Graphik: USA Arbeitslosigkeit in verschiedenen Definitionen
Die Arbeitslosigkeit lag nach dieser letzten Definition nie unter 20 Prozent in den 2010er Jahren und liegt jetzt bei über 30 Prozent. Meines Erachtens ist dies etwas zu hoch, weil die Reduktion der Erwerbsquote durch die Verlängerung der Ausbildungszeiten nicht berücksichtigt ist. Doch an der Tatsache, dass heute über 30 Prozent der Bevölkerung in den USA arbeitslos sind, kommt man nicht vorbei. Die Massenarbeitslosigkeit unter den benachteiligten Jugendlichen schlägt sich in Wut und Destruktion nieder. Und die Perspektiven für die Hochschulabgänger mit hohen Studienschulden haben sich ebenfalls durch die Corona-Krise dramatisch verschlechtert.

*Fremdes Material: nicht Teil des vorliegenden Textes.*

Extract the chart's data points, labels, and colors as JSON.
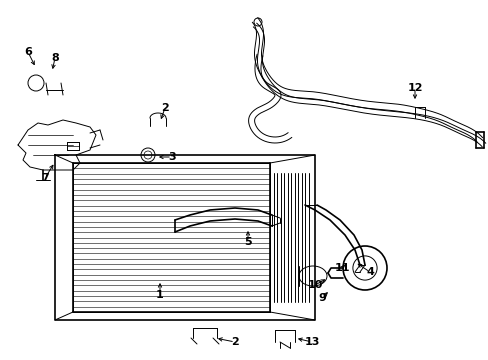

FAZIT: Die riesige Zahl an Arbeitslosen könnte die amerikanische Wirtschaft in den Abgrund reißen. Und wenn dies geschieht, wenn die Volkswirtschaft, die für circa ein Viertel des weltweiten Bruttosozialprodukts steht und die ein ungemein wichtiger Absatzmarkt für Produkte aus aller Welt ist (gerade auch für solche aus Deutschland) - dann müssen auch wir uns auf ein wirtschaftliches Erdbeben gefasst machen.